Besides his open-mindedness he has a lot going for him. He has pitch-perfect but guileless draftsmanship, infinitive reserves of patience and discipline in his mark-making, and a classic, glamorous dexterity with the properties of light. He favors images in which lone figures consider their isolation in the world. He loves the grandeur and ambition of urban architecture and imbues every inch of it with meaning. His work can withstand art historical scrutiny but he takes a promethean pride in its accessibility to broad audiences. Fans of Mondrian’s electric rectangle boogies, Malevich’s plain, meditative flat shapes, Charles Burns’s melodramatic compositions and perspectives and Escher’s mathematical psychedelia will have just as many ways into the work as fans of Ed Wood’s iconoclastic humor and Fritz Lang’s industrial miasma. Everyone always wants to know how he does it, and the truth is there are major clues about the meaning of his art inherent in his technical choices, being the direct outgrowth of how he sees the world around him.

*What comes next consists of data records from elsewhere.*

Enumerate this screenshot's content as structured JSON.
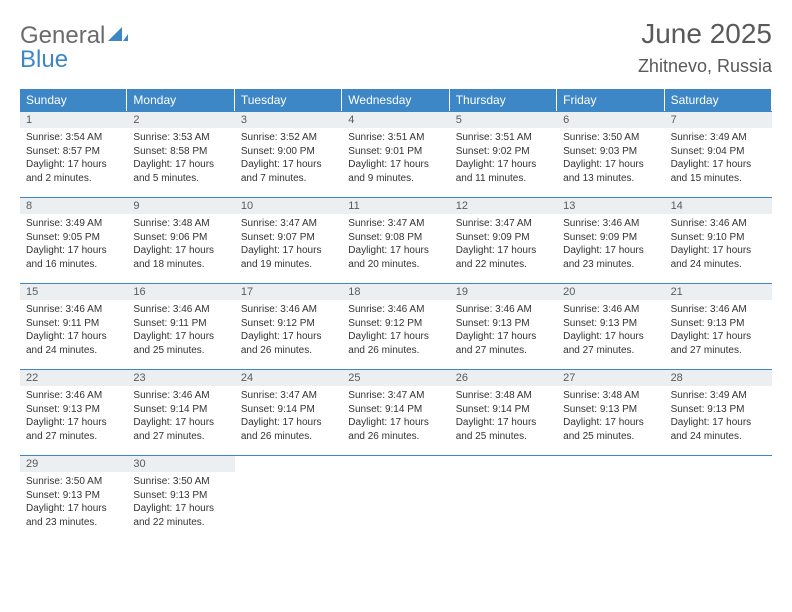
{
  "brand": {
    "part1": "General",
    "part2": "Blue"
  },
  "header": {
    "title": "June 2025",
    "location": "Zhitnevo, Russia"
  },
  "colors": {
    "header_bg": "#3d87c7",
    "header_text": "#ffffff",
    "numbar_bg": "#eceff2",
    "text": "#333333",
    "muted": "#5a5a5a",
    "rule": "#3d87c7",
    "page_bg": "#ffffff"
  },
  "weekdays": [
    "Sunday",
    "Monday",
    "Tuesday",
    "Wednesday",
    "Thursday",
    "Friday",
    "Saturday"
  ],
  "days": [
    {
      "n": "1",
      "sunrise": "Sunrise: 3:54 AM",
      "sunset": "Sunset: 8:57 PM",
      "day1": "Daylight: 17 hours",
      "day2": "and 2 minutes."
    },
    {
      "n": "2",
      "sunrise": "Sunrise: 3:53 AM",
      "sunset": "Sunset: 8:58 PM",
      "day1": "Daylight: 17 hours",
      "day2": "and 5 minutes."
    },
    {
      "n": "3",
      "sunrise": "Sunrise: 3:52 AM",
      "sunset": "Sunset: 9:00 PM",
      "day1": "Daylight: 17 hours",
      "day2": "and 7 minutes."
    },
    {
      "n": "4",
      "sunrise": "Sunrise: 3:51 AM",
      "sunset": "Sunset: 9:01 PM",
      "day1": "Daylight: 17 hours",
      "day2": "and 9 minutes."
    },
    {
      "n": "5",
      "sunrise": "Sunrise: 3:51 AM",
      "sunset": "Sunset: 9:02 PM",
      "day1": "Daylight: 17 hours",
      "day2": "and 11 minutes."
    },
    {
      "n": "6",
      "sunrise": "Sunrise: 3:50 AM",
      "sunset": "Sunset: 9:03 PM",
      "day1": "Daylight: 17 hours",
      "day2": "and 13 minutes."
    },
    {
      "n": "7",
      "sunrise": "Sunrise: 3:49 AM",
      "sunset": "Sunset: 9:04 PM",
      "day1": "Daylight: 17 hours",
      "day2": "and 15 minutes."
    },
    {
      "n": "8",
      "sunrise": "Sunrise: 3:49 AM",
      "sunset": "Sunset: 9:05 PM",
      "day1": "Daylight: 17 hours",
      "day2": "and 16 minutes."
    },
    {
      "n": "9",
      "sunrise": "Sunrise: 3:48 AM",
      "sunset": "Sunset: 9:06 PM",
      "day1": "Daylight: 17 hours",
      "day2": "and 18 minutes."
    },
    {
      "n": "10",
      "sunrise": "Sunrise: 3:47 AM",
      "sunset": "Sunset: 9:07 PM",
      "day1": "Daylight: 17 hours",
      "day2": "and 19 minutes."
    },
    {
      "n": "11",
      "sunrise": "Sunrise: 3:47 AM",
      "sunset": "Sunset: 9:08 PM",
      "day1": "Daylight: 17 hours",
      "day2": "and 20 minutes."
    },
    {
      "n": "12",
      "sunrise": "Sunrise: 3:47 AM",
      "sunset": "Sunset: 9:09 PM",
      "day1": "Daylight: 17 hours",
      "day2": "and 22 minutes."
    },
    {
      "n": "13",
      "sunrise": "Sunrise: 3:46 AM",
      "sunset": "Sunset: 9:09 PM",
      "day1": "Daylight: 17 hours",
      "day2": "and 23 minutes."
    },
    {
      "n": "14",
      "sunrise": "Sunrise: 3:46 AM",
      "sunset": "Sunset: 9:10 PM",
      "day1": "Daylight: 17 hours",
      "day2": "and 24 minutes."
    },
    {
      "n": "15",
      "sunrise": "Sunrise: 3:46 AM",
      "sunset": "Sunset: 9:11 PM",
      "day1": "Daylight: 17 hours",
      "day2": "and 24 minutes."
    },
    {
      "n": "16",
      "sunrise": "Sunrise: 3:46 AM",
      "sunset": "Sunset: 9:11 PM",
      "day1": "Daylight: 17 hours",
      "day2": "and 25 minutes."
    },
    {
      "n": "17",
      "sunrise": "Sunrise: 3:46 AM",
      "sunset": "Sunset: 9:12 PM",
      "day1": "Daylight: 17 hours",
      "day2": "and 26 minutes."
    },
    {
      "n": "18",
      "sunrise": "Sunrise: 3:46 AM",
      "sunset": "Sunset: 9:12 PM",
      "day1": "Daylight: 17 hours",
      "day2": "and 26 minutes."
    },
    {
      "n": "19",
      "sunrise": "Sunrise: 3:46 AM",
      "sunset": "Sunset: 9:13 PM",
      "day1": "Daylight: 17 hours",
      "day2": "and 27 minutes."
    },
    {
      "n": "20",
      "sunrise": "Sunrise: 3:46 AM",
      "sunset": "Sunset: 9:13 PM",
      "day1": "Daylight: 17 hours",
      "day2": "and 27 minutes."
    },
    {
      "n": "21",
      "sunrise": "Sunrise: 3:46 AM",
      "sunset": "Sunset: 9:13 PM",
      "day1": "Daylight: 17 hours",
      "day2": "and 27 minutes."
    },
    {
      "n": "22",
      "sunrise": "Sunrise: 3:46 AM",
      "sunset": "Sunset: 9:13 PM",
      "day1": "Daylight: 17 hours",
      "day2": "and 27 minutes."
    },
    {
      "n": "23",
      "sunrise": "Sunrise: 3:46 AM",
      "sunset": "Sunset: 9:14 PM",
      "day1": "Daylight: 17 hours",
      "day2": "and 27 minutes."
    },
    {
      "n": "24",
      "sunrise": "Sunrise: 3:47 AM",
      "sunset": "Sunset: 9:14 PM",
      "day1": "Daylight: 17 hours",
      "day2": "and 26 minutes."
    },
    {
      "n": "25",
      "sunrise": "Sunrise: 3:47 AM",
      "sunset": "Sunset: 9:14 PM",
      "day1": "Daylight: 17 hours",
      "day2": "and 26 minutes."
    },
    {
      "n": "26",
      "sunrise": "Sunrise: 3:48 AM",
      "sunset": "Sunset: 9:14 PM",
      "day1": "Daylight: 17 hours",
      "day2": "and 25 minutes."
    },
    {
      "n": "27",
      "sunrise": "Sunrise: 3:48 AM",
      "sunset": "Sunset: 9:13 PM",
      "day1": "Daylight: 17 hours",
      "day2": "and 25 minutes."
    },
    {
      "n": "28",
      "sunrise": "Sunrise: 3:49 AM",
      "sunset": "Sunset: 9:13 PM",
      "day1": "Daylight: 17 hours",
      "day2": "and 24 minutes."
    },
    {
      "n": "29",
      "sunrise": "Sunrise: 3:50 AM",
      "sunset": "Sunset: 9:13 PM",
      "day1": "Daylight: 17 hours",
      "day2": "and 23 minutes."
    },
    {
      "n": "30",
      "sunrise": "Sunrise: 3:50 AM",
      "sunset": "Sunset: 9:13 PM",
      "day1": "Daylight: 17 hours",
      "day2": "and 22 minutes."
    }
  ],
  "layout": {
    "start_offset": 0,
    "total_cells": 35
  }
}
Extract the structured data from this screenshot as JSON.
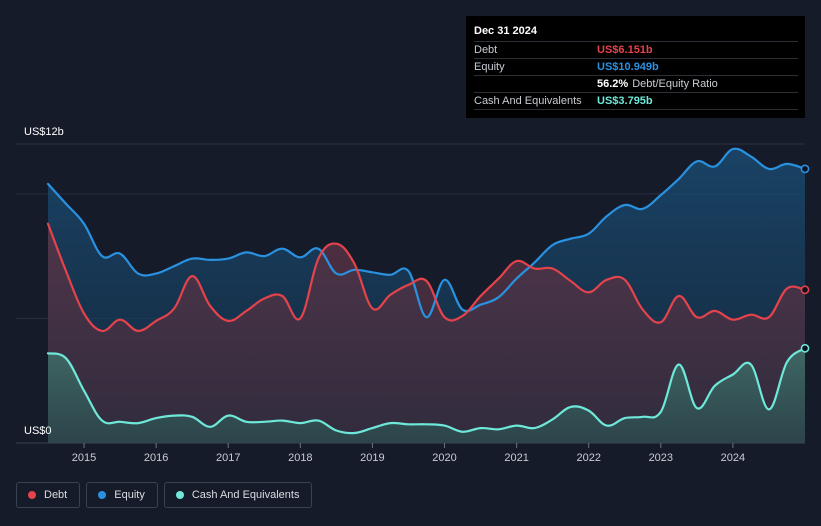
{
  "tooltip": {
    "date": "Dec 31 2024",
    "debt_label": "Debt",
    "debt_value": "US$6.151b",
    "equity_label": "Equity",
    "equity_value": "US$10.949b",
    "ratio_value": "56.2%",
    "ratio_label": "Debt/Equity Ratio",
    "cash_label": "Cash And Equivalents",
    "cash_value": "US$3.795b"
  },
  "colors": {
    "debt": "#e5434b",
    "equity": "#2a91e0",
    "cash": "#6ee8d8",
    "background": "#151b28"
  },
  "legend": [
    {
      "label": "Debt",
      "color": "#e5434b"
    },
    {
      "label": "Equity",
      "color": "#2a91e0"
    },
    {
      "label": "Cash And Equivalents",
      "color": "#6ee8d8"
    }
  ],
  "chart_data": {
    "type": "area",
    "y_top_label": "US$12b",
    "y_bottom_label": "US$0",
    "ylim": [
      0,
      12
    ],
    "xlim": [
      2014.5,
      2025.0
    ],
    "x_ticks": [
      "2015",
      "2016",
      "2017",
      "2018",
      "2019",
      "2020",
      "2021",
      "2022",
      "2023",
      "2024"
    ],
    "legend_position": "bottom-left",
    "series": [
      {
        "name": "Equity",
        "color": "#2a91e0",
        "x": [
          2014.5,
          2014.75,
          2015.0,
          2015.25,
          2015.5,
          2015.75,
          2016.0,
          2016.25,
          2016.5,
          2016.75,
          2017.0,
          2017.25,
          2017.5,
          2017.75,
          2018.0,
          2018.25,
          2018.5,
          2018.75,
          2019.0,
          2019.25,
          2019.5,
          2019.75,
          2020.0,
          2020.25,
          2020.5,
          2020.75,
          2021.0,
          2021.25,
          2021.5,
          2021.75,
          2022.0,
          2022.25,
          2022.5,
          2022.75,
          2023.0,
          2023.25,
          2023.5,
          2023.75,
          2024.0,
          2024.25,
          2024.5,
          2024.75,
          2025.0
        ],
        "values": [
          10.4,
          9.6,
          8.8,
          7.5,
          7.6,
          6.8,
          6.8,
          7.1,
          7.4,
          7.35,
          7.4,
          7.65,
          7.5,
          7.8,
          7.45,
          7.8,
          6.8,
          6.95,
          6.85,
          6.75,
          6.9,
          5.05,
          6.55,
          5.35,
          5.55,
          5.85,
          6.6,
          7.25,
          7.95,
          8.2,
          8.4,
          9.1,
          9.55,
          9.4,
          9.95,
          10.6,
          11.3,
          11.1,
          11.8,
          11.5,
          11.0,
          11.2,
          11.0
        ]
      },
      {
        "name": "Debt",
        "color": "#e5434b",
        "x": [
          2014.5,
          2014.75,
          2015.0,
          2015.25,
          2015.5,
          2015.75,
          2016.0,
          2016.25,
          2016.5,
          2016.75,
          2017.0,
          2017.25,
          2017.5,
          2017.75,
          2018.0,
          2018.25,
          2018.5,
          2018.75,
          2019.0,
          2019.25,
          2019.5,
          2019.75,
          2020.0,
          2020.25,
          2020.5,
          2020.75,
          2021.0,
          2021.25,
          2021.5,
          2021.75,
          2022.0,
          2022.25,
          2022.5,
          2022.75,
          2023.0,
          2023.25,
          2023.5,
          2023.75,
          2024.0,
          2024.25,
          2024.5,
          2024.75,
          2025.0
        ],
        "values": [
          8.8,
          6.9,
          5.2,
          4.5,
          4.95,
          4.5,
          4.9,
          5.4,
          6.7,
          5.5,
          4.9,
          5.3,
          5.8,
          5.9,
          5.0,
          7.4,
          8.0,
          7.2,
          5.4,
          5.95,
          6.35,
          6.5,
          5.05,
          5.1,
          5.9,
          6.6,
          7.3,
          7.0,
          7.0,
          6.5,
          6.05,
          6.55,
          6.55,
          5.35,
          4.85,
          5.9,
          5.05,
          5.3,
          4.95,
          5.15,
          5.05,
          6.2,
          6.15
        ]
      },
      {
        "name": "Cash And Equivalents",
        "color": "#6ee8d8",
        "x": [
          2014.5,
          2014.75,
          2015.0,
          2015.25,
          2015.5,
          2015.75,
          2016.0,
          2016.25,
          2016.5,
          2016.75,
          2017.0,
          2017.25,
          2017.5,
          2017.75,
          2018.0,
          2018.25,
          2018.5,
          2018.75,
          2019.0,
          2019.25,
          2019.5,
          2019.75,
          2020.0,
          2020.25,
          2020.5,
          2020.75,
          2021.0,
          2021.25,
          2021.5,
          2021.75,
          2022.0,
          2022.25,
          2022.5,
          2022.75,
          2023.0,
          2023.25,
          2023.5,
          2023.75,
          2024.0,
          2024.25,
          2024.5,
          2024.75,
          2025.0
        ],
        "values": [
          3.6,
          3.4,
          2.1,
          0.9,
          0.85,
          0.8,
          1.0,
          1.1,
          1.05,
          0.65,
          1.1,
          0.85,
          0.85,
          0.9,
          0.8,
          0.9,
          0.5,
          0.4,
          0.6,
          0.8,
          0.75,
          0.75,
          0.7,
          0.45,
          0.6,
          0.55,
          0.7,
          0.6,
          0.95,
          1.45,
          1.3,
          0.7,
          1.0,
          1.05,
          1.25,
          3.15,
          1.4,
          2.3,
          2.75,
          3.15,
          1.35,
          3.25,
          3.8
        ]
      }
    ]
  }
}
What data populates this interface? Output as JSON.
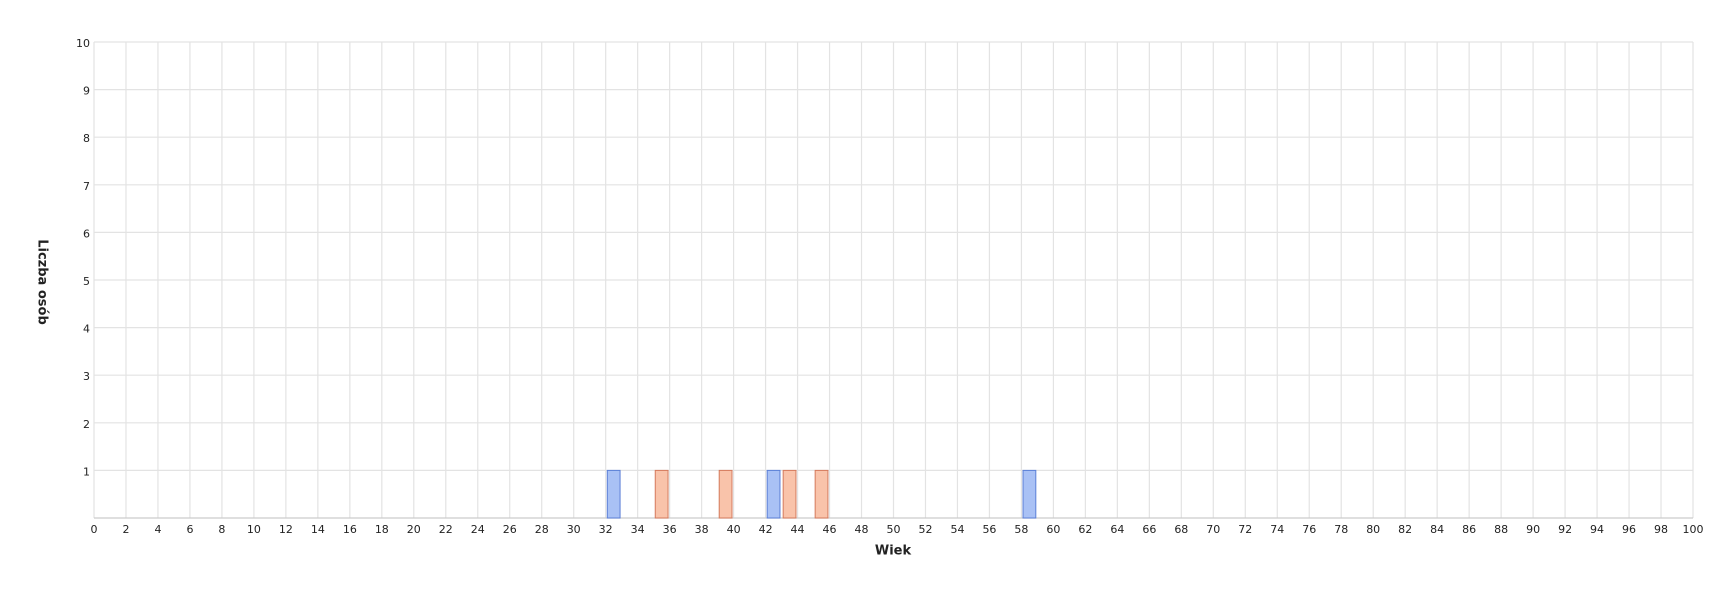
{
  "chart_data": {
    "type": "bar",
    "xlabel": "Wiek",
    "ylabel": "Liczba osób",
    "xlim": [
      0,
      100
    ],
    "ylim": [
      0,
      10
    ],
    "xticks": [
      0,
      2,
      4,
      6,
      8,
      10,
      12,
      14,
      16,
      18,
      20,
      22,
      24,
      26,
      28,
      30,
      32,
      34,
      36,
      38,
      40,
      42,
      44,
      46,
      48,
      50,
      52,
      54,
      56,
      58,
      60,
      62,
      64,
      66,
      68,
      70,
      72,
      74,
      76,
      78,
      80,
      82,
      84,
      86,
      88,
      90,
      92,
      94,
      96,
      98,
      100
    ],
    "yticks": [
      1,
      2,
      3,
      4,
      5,
      6,
      7,
      8,
      9,
      10
    ],
    "grid": true,
    "series": [
      {
        "color": "#a9c1f5",
        "edge": "#5b7fd6",
        "x": [
          32,
          42,
          58
        ],
        "values": [
          1,
          1,
          1
        ]
      },
      {
        "color": "#f9c3aa",
        "edge": "#d47a5c",
        "x": [
          35,
          39,
          43,
          45
        ],
        "values": [
          1,
          1,
          1,
          1
        ]
      }
    ]
  }
}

He fabricates his own scratchboards by laying white gesso down as the ground then covering it with black ink. He uses knives like pencils to scratch the black off in a reductive process that achieves the familiar goals of drawing by other means. It turns out Trulli worked for many years as a cinematographer, using a visual process that involved starting with a pitch-black room and adding light to create contours and depth. Most drawing adds shadow, Trulli found a way to draw by adding light. He coats the finished work with resin, to protect the surfaces but also to heighten contrasting tones in the spectacular sea of buildings, their regiments of windows, the orchestral advance and retreat of rooftops and towers. Life on film sets also taught him that what things look like is more important to the truth of a picture than how they actually are, so he thinks about what feels right, leaving room for chance and intuition in an unforgiving medium.
Excellence is not nearly as interesting to Trulli as authenticity, and in the end the harmonious dissonance of his images buzzes and hums like the city itself.